On November 4, an estimated 1 million demonstrated in East Berlin, unaware of the momentous changes to come. During the build up of demonstrations in the days preceding the fall of the wall the new communist leader, Egon Krenz, telephoned Gorbachev for advice on how to deal with the crisis. Gorbachev is said to have advised that the border between East and West Germany should be opened to provide an escape valve and stop any unrest that threatened to see the communists removed from power. Krenz was replaced on 8th November 1989 by the GDR's most prominent reform-minded official, the Dresden party boss, Hans Modrow. Before the Wall’s demise on November 9, Leipzig protesters numbered 500,000.
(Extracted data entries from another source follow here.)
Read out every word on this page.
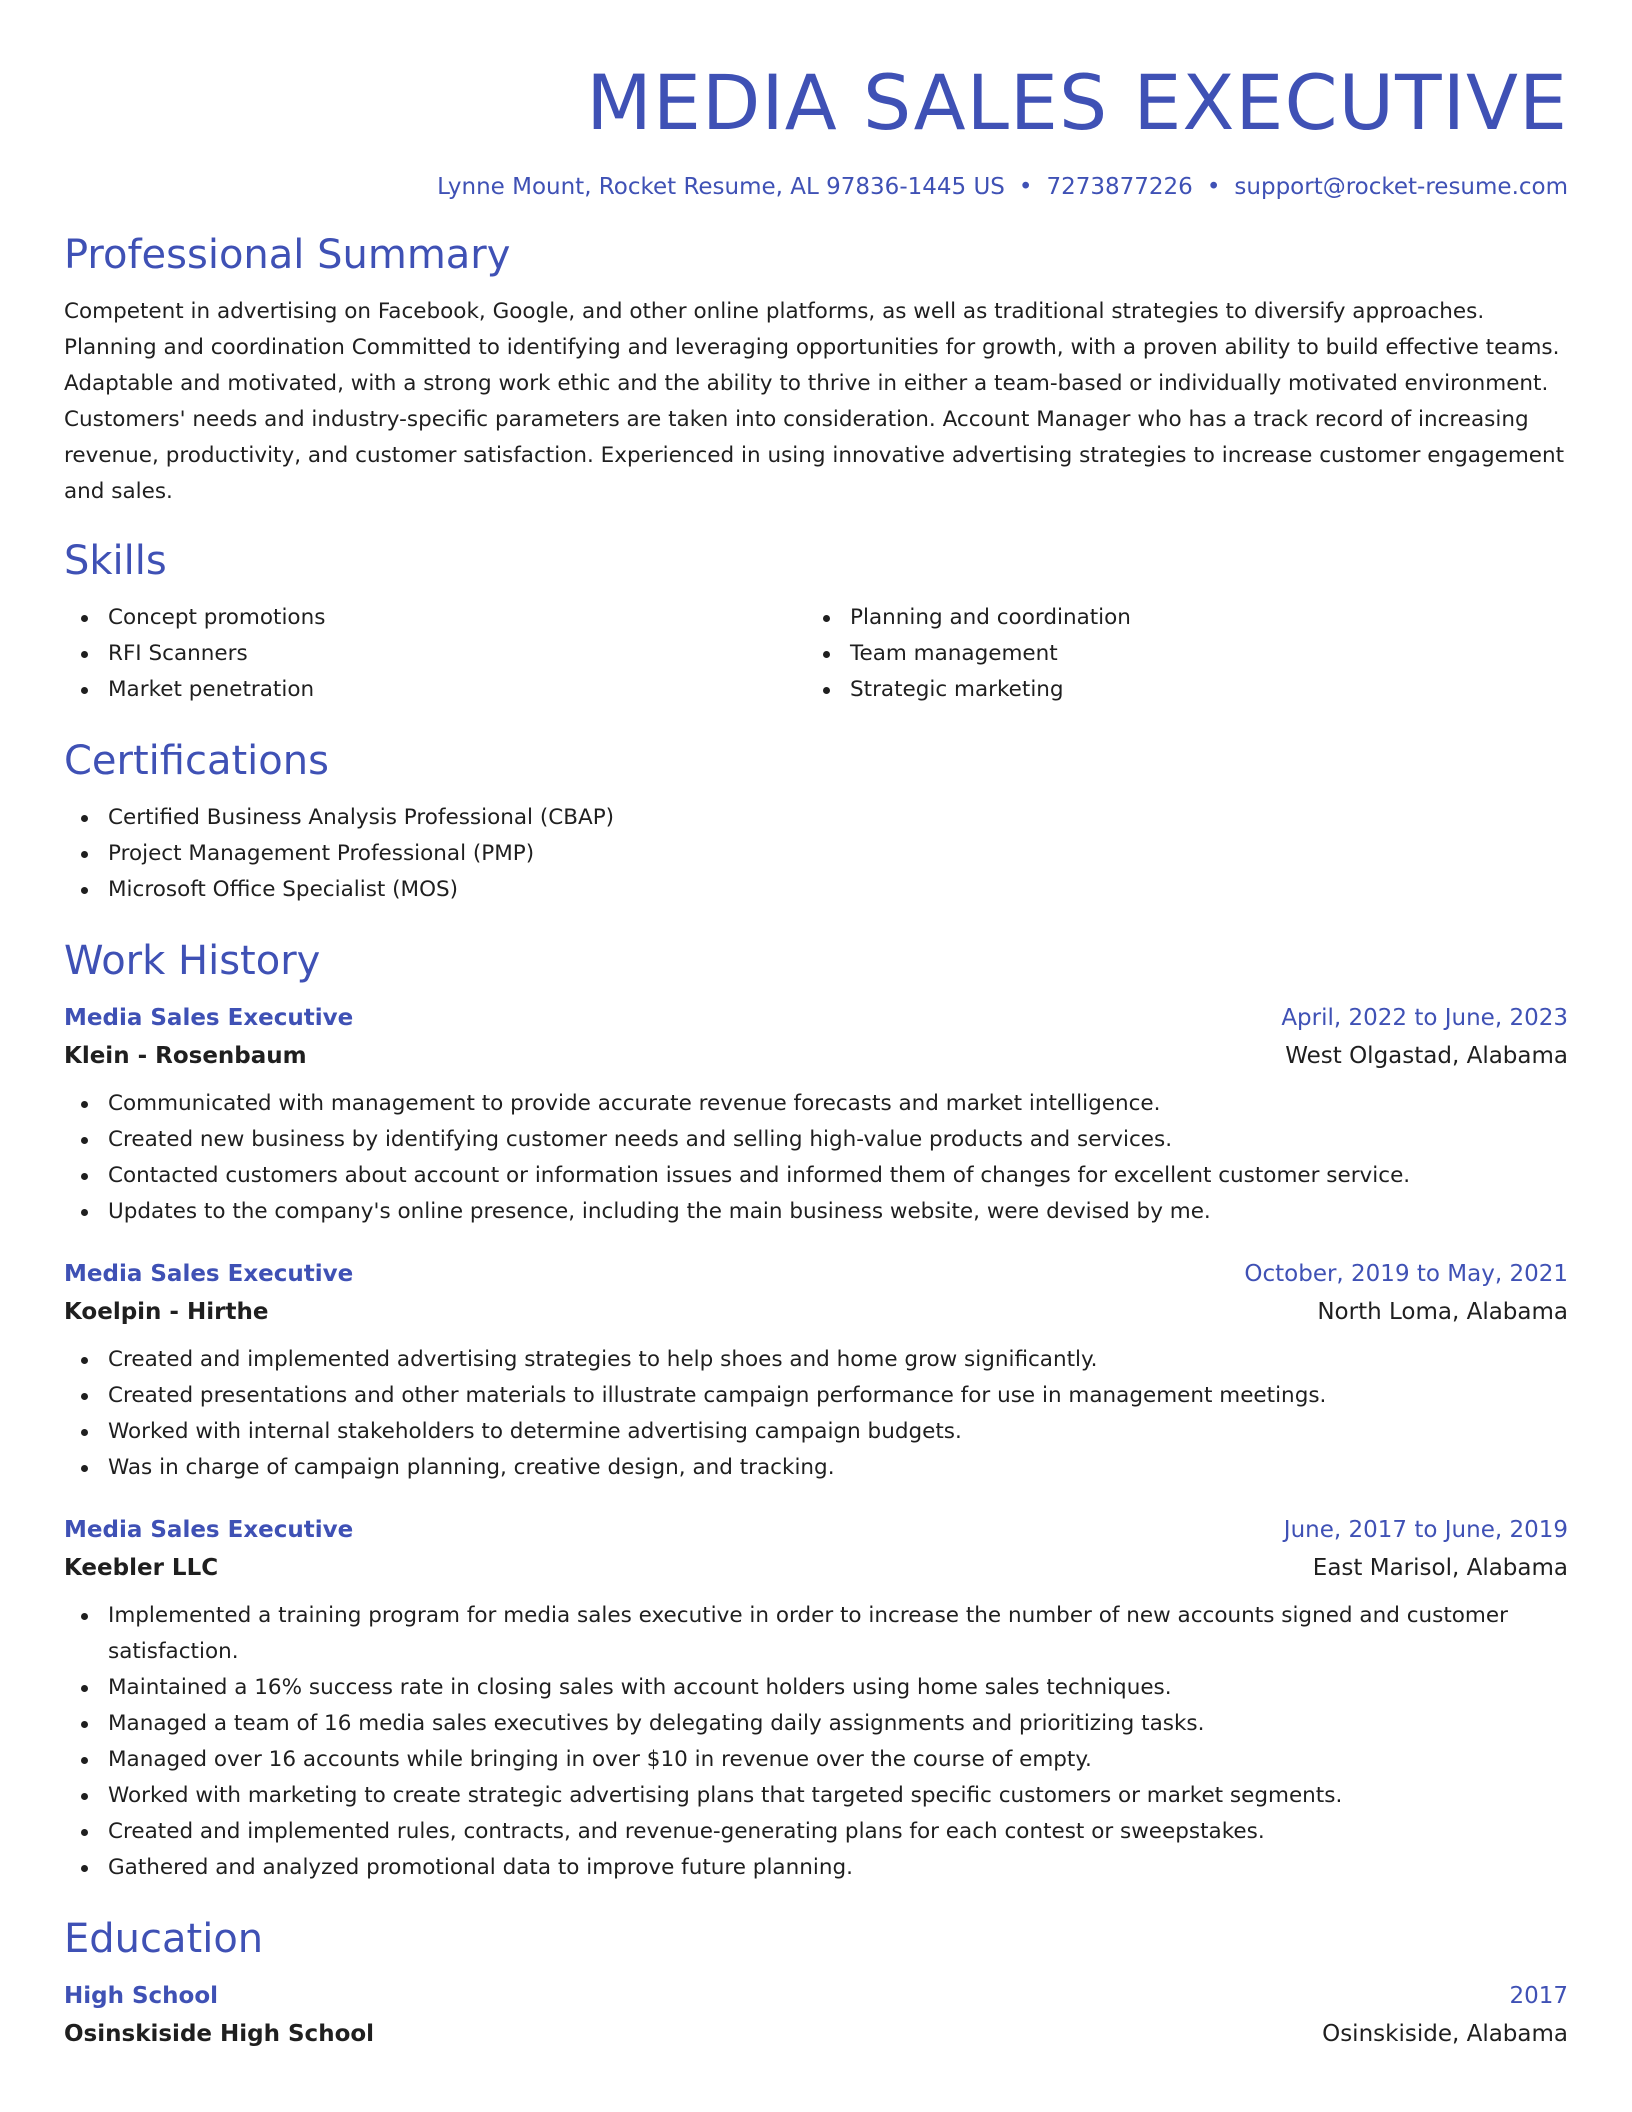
MEDIA SALES EXECUTIVE
Lynne Mount, Rocket Resume, AL 97836-1445 US • 7273877226 • support@rocket-resume.com
Professional Summary

Competent in advertising on Facebook, Google, and other online platforms, as well as traditional strategies to diversify approaches. Planning and coordination Committed to identifying and leveraging opportunities for growth, with a proven ability to build effective teams. Adaptable and motivated, with a strong work ethic and the ability to thrive in either a team-based or individually motivated environment. Customers' needs and industry-specific parameters are taken into consideration. Account Manager who has a track record of increasing revenue, productivity, and customer satisfaction. Experienced in using innovative advertising strategies to increase customer engagement and sales.

Skills
Concept promotions
RFI Scanners
Market penetration
Planning and coordination
Team management
Strategic marketing
Certifications
Certified Business Analysis Professional (CBAP)
Project Management Professional (PMP)
Microsoft Office Specialist (MOS)
Work History
Media Sales Executive	April, 2022 to June, 2023
Klein - Rosenbaum	West Olgastad, Alabama
Communicated with management to provide accurate revenue forecasts and market intelligence.
Created new business by identifying customer needs and selling high-value products and services.
Contacted customers about account or information issues and informed them of changes for excellent customer service.
Updates to the company's online presence, including the main business website, were devised by me.
Media Sales Executive	October, 2019 to May, 2021
Koelpin - Hirthe	North Loma, Alabama
Created and implemented advertising strategies to help shoes and home grow significantly.
Created presentations and other materials to illustrate campaign performance for use in management meetings.
Worked with internal stakeholders to determine advertising campaign budgets.
Was in charge of campaign planning, creative design, and tracking.
Media Sales Executive	June, 2017 to June, 2019
Keebler LLC	East Marisol, Alabama
Implemented a training program for media sales executive in order to increase the number of new accounts signed and customer satisfaction.
Maintained a 16% success rate in closing sales with account holders using home sales techniques.
Managed a team of 16 media sales executives by delegating daily assignments and prioritizing tasks.
Managed over 16 accounts while bringing in over $10 in revenue over the course of empty.
Worked with marketing to create strategic advertising plans that targeted specific customers or market segments.
Created and implemented rules, contracts, and revenue-generating plans for each contest or sweepstakes.
Gathered and analyzed promotional data to improve future planning.
Education
High School	2017
Osinskiside High School	Osinskiside, Alabama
Throughout the Cold War, many Germans kept hope alive for national unification. President George H.W. Bush and Secretary of State James Baker III endorsed Chancellor Helmut Kohl’s 1989 proposal seeking unity, despite resistance from Britain and France. U.S. and German diplomats worked collegially together on the Two Plus Four Agreement - Two Germanys and Four Allies, finally bringing an end to conflict that emerged in post-War Germany. On August 31, 1990, two Germanys signed a Unification Treaty and on October 1, 1990, the Allies suspended rights to Germany. On October 3, East and West Germany joined together. A new national holiday was born.

“Die Wende” or “The Turning” in German unity was more like a turning process than a single point in time. Things “turned” in 1989 with mass protests for human rights, escapes through Eastern Europe, the Wall tumbling and Berlin checkpoints opening. In 1990 the turn continued with democratic elections in East Germany, negotiated treaties to implement German unity and the joining of East German states with West Germany. For many, the term has come to symbolize German unity itself.